Journal

Guarding Each Other's Dead, Mourning One's Own: The Problem of Missing Persons and Missing Pasts in Cyprus

South European Society and Politics, Volume 11, Issue 1
Author
Paul Sant Cassia
Publication Year
2009
Region
Europe and Central Asia
Thematic Area
Families
Topic
Recovery of remains / Excavation / Exhumation / Memorialization

This article tackles the problematic notions of ‘difference’ (and ‘similarity’) between Greek and Turkish Cypriots with special reference to their perceptions of their Missing Persons—persons who disappeared in the course of hostilities between the two groups, and as a result of the 1974 Turkish invasion, and whose bodies have not been recovered. The article borrows Derrida's notion of différance, which suggested that at the heart of existence is not ‘essence’, but an operation of différance: difference is more than just socially produced.

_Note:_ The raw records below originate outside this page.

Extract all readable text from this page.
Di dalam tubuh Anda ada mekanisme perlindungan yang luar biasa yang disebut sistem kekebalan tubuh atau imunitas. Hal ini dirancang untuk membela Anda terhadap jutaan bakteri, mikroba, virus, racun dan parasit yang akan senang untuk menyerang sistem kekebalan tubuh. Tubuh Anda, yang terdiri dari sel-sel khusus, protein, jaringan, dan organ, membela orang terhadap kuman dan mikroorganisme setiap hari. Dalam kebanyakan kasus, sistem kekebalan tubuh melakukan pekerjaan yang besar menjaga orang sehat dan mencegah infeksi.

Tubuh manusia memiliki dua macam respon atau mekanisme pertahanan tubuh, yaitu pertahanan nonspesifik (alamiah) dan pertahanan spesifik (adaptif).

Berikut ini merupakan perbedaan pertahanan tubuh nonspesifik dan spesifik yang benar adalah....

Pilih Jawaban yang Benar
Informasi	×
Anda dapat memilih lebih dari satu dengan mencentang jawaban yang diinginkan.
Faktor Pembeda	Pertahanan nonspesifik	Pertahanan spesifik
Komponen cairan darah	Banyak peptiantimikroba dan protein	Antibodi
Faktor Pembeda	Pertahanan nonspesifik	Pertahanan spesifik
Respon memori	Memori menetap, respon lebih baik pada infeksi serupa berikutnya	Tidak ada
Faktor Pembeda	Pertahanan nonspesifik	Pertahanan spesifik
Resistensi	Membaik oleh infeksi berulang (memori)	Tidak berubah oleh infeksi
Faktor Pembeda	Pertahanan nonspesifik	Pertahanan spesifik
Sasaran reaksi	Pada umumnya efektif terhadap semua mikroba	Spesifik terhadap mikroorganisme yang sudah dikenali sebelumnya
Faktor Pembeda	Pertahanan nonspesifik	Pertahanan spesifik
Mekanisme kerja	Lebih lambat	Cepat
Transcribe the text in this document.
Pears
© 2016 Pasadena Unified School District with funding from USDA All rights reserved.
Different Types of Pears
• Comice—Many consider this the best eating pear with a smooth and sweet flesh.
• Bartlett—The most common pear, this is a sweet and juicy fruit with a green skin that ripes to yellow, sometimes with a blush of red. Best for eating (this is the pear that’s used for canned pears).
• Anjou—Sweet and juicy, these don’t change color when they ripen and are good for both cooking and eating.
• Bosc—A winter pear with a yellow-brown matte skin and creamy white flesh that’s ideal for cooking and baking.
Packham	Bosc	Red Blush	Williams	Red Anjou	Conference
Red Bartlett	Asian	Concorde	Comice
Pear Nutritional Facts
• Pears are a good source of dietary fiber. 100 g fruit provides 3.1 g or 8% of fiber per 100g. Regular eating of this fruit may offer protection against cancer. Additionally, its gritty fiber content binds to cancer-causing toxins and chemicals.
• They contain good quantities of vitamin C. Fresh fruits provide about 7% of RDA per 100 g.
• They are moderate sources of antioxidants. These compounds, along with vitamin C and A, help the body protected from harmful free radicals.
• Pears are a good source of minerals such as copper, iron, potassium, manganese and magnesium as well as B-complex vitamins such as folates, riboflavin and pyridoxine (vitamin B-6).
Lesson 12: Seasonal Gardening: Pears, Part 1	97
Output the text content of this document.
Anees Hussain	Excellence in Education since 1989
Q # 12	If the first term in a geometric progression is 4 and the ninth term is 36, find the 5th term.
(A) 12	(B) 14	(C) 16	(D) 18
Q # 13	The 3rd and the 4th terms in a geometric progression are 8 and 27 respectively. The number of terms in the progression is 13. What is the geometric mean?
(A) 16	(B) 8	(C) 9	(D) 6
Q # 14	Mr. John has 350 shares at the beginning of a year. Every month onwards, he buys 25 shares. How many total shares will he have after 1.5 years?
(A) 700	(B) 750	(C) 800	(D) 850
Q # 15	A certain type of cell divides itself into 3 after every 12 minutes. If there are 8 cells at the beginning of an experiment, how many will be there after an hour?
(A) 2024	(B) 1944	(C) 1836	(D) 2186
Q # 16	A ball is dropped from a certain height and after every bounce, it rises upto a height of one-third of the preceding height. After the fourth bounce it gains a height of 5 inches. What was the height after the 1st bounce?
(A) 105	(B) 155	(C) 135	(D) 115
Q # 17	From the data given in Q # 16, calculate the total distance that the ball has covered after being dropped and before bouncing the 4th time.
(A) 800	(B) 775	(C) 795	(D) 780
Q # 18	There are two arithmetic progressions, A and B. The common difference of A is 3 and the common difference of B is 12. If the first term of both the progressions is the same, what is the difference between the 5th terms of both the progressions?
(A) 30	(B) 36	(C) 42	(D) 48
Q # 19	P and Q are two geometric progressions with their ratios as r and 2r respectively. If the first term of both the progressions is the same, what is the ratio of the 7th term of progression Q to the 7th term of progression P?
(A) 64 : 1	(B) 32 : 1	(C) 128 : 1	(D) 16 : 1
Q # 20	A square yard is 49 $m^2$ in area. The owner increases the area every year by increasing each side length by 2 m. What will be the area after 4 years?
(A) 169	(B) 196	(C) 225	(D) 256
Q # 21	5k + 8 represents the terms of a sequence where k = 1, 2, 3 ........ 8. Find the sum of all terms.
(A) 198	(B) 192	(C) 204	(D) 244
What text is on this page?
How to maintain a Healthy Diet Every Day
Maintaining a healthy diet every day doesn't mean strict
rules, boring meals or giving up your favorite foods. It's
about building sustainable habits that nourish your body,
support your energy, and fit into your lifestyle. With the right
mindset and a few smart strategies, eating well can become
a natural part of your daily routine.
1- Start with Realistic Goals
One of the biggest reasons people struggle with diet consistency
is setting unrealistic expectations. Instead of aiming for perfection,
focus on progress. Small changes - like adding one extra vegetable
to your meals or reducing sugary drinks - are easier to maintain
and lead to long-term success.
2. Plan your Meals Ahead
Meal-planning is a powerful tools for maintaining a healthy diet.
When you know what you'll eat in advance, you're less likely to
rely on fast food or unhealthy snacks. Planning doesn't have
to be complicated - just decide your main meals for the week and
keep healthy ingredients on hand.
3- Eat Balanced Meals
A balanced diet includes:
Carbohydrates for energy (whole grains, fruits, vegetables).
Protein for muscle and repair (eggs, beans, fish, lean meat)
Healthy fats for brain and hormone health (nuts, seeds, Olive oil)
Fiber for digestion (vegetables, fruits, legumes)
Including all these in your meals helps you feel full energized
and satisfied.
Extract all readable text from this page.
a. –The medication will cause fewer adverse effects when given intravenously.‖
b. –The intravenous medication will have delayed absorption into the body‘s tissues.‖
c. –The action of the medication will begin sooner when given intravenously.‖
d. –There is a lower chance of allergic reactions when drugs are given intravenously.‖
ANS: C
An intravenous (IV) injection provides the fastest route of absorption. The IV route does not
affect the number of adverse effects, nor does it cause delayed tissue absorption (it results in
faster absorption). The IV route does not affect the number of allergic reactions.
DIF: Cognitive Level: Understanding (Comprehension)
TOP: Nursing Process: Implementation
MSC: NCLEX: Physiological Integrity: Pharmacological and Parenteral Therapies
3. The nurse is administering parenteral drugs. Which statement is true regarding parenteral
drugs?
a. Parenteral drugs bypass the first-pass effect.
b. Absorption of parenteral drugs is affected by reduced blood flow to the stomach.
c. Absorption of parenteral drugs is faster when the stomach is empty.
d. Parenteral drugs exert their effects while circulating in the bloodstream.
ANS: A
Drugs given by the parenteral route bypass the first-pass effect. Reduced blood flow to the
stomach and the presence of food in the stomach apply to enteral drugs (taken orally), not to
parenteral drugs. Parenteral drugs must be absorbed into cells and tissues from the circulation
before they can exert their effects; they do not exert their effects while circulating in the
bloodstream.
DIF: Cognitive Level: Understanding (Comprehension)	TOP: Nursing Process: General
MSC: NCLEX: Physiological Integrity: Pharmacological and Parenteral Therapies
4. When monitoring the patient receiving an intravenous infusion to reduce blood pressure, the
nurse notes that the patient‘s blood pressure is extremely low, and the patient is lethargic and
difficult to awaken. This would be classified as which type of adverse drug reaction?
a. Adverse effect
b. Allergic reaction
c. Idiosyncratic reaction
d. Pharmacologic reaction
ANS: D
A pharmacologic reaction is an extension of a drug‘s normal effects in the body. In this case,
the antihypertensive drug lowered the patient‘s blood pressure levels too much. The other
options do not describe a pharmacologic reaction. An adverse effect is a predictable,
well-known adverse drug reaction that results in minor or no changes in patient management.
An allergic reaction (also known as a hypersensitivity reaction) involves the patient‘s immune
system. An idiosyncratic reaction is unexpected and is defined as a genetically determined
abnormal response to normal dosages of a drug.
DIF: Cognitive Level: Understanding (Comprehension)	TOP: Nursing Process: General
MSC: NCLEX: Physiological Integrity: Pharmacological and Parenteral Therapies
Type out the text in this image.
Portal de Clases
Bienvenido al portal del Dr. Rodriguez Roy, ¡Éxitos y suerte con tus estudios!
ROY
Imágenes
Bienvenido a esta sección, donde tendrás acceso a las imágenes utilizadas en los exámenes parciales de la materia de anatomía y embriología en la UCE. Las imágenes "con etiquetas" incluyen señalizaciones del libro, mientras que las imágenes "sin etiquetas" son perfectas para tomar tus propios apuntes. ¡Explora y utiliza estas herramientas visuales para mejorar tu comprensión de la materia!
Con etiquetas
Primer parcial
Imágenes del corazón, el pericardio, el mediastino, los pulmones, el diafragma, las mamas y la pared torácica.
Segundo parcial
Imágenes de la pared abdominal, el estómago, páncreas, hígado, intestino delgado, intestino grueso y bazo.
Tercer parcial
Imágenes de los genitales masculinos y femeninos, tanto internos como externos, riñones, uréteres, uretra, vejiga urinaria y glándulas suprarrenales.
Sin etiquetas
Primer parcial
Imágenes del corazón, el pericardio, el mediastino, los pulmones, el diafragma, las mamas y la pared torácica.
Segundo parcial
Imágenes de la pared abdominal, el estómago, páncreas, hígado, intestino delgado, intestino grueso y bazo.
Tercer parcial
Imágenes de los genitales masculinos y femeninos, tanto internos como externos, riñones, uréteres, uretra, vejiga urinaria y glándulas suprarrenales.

Différance ontologically makes the world social. If this is accepted, then two conclusions follow: first, we need to problematize difference, rather than nationalizing and naturalizing it. Second, the state is part of the phenomenon of the generation of differences rather than a rationalization or resolution of them. The chapter explores how Missing Persons have become metaphors of différance between the two groups, and highlights how both groups distinguish themselves from each other.